La ministre de la Santé et des Familles a réuni le 15 juin dernier le comité de pilotage des Assises de la santé de l’enfant, qui rassemble l’ensemble des administrations concernées, les représentants des professionnels, des collectivités territoriales, des associations et des familles.
«Depuis les Assises, nous avons engagé des transformations concrètes en matière de prévention, d’accès aux soins, de santé mentale et de protection de l’enfance. Nous poursuivrons cet effort avec la même détermination, car chaque enfant doit pouvoir grandir, se développer et être soigné dans les meilleures conditions, où qu’il vive sur notre territoire», souligne Stéphanie Rist. En matière de prévention dès la naissance, la campagne de protection contre le virus respiratoire syncytial (VRS), responsable de la bronchiolite, «a démontré son efficacité» estime le ministère avançant près de 5 800 hospitalisations ont été évitées. Les vaccinations des femmes enceintes sont en hausse de 44% par rapport à la saison précédente.
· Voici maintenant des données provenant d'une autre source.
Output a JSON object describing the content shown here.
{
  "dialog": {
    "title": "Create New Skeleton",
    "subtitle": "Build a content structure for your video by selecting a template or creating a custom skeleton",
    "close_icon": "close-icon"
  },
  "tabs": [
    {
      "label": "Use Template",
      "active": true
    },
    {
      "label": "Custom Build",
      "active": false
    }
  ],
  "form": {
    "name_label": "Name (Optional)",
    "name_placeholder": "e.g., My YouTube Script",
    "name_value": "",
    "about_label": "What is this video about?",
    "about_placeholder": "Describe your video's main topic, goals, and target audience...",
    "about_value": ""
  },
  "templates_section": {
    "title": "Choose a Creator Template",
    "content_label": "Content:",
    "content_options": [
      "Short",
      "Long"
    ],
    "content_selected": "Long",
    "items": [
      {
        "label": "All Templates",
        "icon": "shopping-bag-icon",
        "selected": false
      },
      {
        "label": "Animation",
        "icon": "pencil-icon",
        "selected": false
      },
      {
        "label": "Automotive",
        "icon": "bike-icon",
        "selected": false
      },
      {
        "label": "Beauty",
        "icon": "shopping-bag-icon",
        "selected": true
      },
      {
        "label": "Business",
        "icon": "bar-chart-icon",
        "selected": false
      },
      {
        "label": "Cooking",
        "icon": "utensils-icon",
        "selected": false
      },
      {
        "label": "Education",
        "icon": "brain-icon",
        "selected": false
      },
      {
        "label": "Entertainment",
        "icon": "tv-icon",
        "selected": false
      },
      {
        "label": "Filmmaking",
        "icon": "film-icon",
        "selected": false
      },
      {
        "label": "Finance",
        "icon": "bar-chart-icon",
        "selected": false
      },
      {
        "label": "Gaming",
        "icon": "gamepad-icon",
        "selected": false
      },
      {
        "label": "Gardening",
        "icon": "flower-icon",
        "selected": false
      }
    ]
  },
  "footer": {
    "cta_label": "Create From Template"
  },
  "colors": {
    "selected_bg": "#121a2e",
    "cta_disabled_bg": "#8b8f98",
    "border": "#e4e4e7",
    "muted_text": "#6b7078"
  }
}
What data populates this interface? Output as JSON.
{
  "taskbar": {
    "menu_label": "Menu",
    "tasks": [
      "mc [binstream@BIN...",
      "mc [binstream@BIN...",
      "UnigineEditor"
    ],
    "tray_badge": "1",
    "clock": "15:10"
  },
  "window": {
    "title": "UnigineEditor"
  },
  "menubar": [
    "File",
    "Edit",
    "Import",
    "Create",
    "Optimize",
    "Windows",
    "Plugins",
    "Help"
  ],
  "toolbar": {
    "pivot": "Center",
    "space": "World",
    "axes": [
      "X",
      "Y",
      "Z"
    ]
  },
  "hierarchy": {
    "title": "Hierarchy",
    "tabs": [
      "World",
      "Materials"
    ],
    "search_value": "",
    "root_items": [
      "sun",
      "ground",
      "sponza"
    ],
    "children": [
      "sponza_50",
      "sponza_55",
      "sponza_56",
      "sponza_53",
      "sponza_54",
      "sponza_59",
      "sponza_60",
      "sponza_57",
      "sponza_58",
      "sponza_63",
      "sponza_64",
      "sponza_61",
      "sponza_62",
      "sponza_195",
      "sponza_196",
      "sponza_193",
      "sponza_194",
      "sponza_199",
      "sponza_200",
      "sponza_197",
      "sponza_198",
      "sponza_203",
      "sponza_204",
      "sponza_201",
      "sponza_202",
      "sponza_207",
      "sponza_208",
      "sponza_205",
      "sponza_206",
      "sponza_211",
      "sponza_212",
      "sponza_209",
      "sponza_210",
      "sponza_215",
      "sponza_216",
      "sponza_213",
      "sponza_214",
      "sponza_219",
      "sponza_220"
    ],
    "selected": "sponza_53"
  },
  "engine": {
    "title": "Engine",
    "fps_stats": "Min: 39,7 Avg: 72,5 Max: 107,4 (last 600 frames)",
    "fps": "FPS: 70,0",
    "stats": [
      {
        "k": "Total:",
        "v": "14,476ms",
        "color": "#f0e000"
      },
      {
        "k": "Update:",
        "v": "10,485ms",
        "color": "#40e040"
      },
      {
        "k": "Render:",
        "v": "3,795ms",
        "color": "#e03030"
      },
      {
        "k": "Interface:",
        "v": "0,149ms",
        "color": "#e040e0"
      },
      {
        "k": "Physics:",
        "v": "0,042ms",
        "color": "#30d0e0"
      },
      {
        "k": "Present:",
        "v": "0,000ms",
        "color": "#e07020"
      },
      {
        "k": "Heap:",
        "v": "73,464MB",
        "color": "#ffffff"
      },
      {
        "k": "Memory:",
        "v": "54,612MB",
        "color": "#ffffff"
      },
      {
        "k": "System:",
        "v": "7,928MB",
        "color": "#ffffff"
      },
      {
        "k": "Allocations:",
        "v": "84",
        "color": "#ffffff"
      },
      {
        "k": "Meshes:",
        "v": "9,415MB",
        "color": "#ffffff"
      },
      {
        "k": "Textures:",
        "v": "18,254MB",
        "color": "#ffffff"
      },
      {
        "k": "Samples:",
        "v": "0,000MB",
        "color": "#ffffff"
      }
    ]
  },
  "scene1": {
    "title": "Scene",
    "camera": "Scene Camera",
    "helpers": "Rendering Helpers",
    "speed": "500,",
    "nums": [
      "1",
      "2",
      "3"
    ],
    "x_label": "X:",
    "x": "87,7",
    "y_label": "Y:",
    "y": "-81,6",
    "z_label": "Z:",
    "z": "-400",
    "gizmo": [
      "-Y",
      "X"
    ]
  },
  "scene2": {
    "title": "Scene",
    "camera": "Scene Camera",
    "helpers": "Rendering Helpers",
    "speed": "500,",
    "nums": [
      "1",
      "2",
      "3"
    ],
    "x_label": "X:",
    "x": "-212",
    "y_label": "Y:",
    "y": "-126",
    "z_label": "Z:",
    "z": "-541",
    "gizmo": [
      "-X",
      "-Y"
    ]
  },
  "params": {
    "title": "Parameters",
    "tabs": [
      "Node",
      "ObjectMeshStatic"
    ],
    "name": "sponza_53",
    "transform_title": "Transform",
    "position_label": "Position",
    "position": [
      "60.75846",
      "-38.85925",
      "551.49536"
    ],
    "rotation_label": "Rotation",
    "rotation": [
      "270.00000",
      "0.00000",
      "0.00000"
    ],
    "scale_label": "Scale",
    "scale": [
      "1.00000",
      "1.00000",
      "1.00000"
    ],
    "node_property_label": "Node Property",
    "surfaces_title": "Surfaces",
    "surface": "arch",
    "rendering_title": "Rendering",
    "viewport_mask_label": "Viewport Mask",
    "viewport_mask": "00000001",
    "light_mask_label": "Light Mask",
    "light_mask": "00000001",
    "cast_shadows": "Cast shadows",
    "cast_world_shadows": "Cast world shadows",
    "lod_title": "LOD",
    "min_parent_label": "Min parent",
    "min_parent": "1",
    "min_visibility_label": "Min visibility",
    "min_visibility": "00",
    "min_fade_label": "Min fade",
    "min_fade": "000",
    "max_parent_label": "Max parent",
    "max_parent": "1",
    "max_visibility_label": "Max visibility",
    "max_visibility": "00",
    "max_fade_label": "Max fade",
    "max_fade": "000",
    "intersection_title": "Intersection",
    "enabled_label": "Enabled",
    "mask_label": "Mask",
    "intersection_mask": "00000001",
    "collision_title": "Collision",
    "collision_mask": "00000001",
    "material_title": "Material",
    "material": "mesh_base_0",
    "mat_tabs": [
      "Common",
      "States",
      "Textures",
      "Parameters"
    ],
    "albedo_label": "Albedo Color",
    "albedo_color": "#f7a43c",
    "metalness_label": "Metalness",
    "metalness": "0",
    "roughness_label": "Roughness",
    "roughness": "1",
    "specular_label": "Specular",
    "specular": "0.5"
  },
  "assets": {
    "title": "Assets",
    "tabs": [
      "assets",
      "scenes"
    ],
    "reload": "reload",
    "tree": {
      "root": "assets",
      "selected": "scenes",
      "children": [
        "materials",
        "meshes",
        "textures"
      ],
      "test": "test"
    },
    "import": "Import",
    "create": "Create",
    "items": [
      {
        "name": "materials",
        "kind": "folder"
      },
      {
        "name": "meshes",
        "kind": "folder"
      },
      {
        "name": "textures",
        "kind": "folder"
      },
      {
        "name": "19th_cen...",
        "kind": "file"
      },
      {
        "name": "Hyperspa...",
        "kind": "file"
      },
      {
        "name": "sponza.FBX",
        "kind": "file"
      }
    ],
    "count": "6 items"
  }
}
Sur le plan de la santé environnementale, le Collège national des sages-femmes et ses partenaires lancent la Plateforme numérique en santé périnatale et environnement, destinée à accompagner les professionnels dans la prévention des expositions de la préconception jusqu’aux 2 ans de l’enfant.
Après la dernière extension du programme de dépistage néonatal à trois nouvelles maladies en 2025, (soit 16 pathologies dépistées à la naissance), le gouvernement annonce l’intégration de la biotinidase et de la galactosémie à compter de 2027. Il rappelle par ailleurs le lancement d’une mission nationale sur la santé périnatale et maternelle. Attendues à la fin de l’année, les conclusions donneront lieu à un plan d’action opérationnel.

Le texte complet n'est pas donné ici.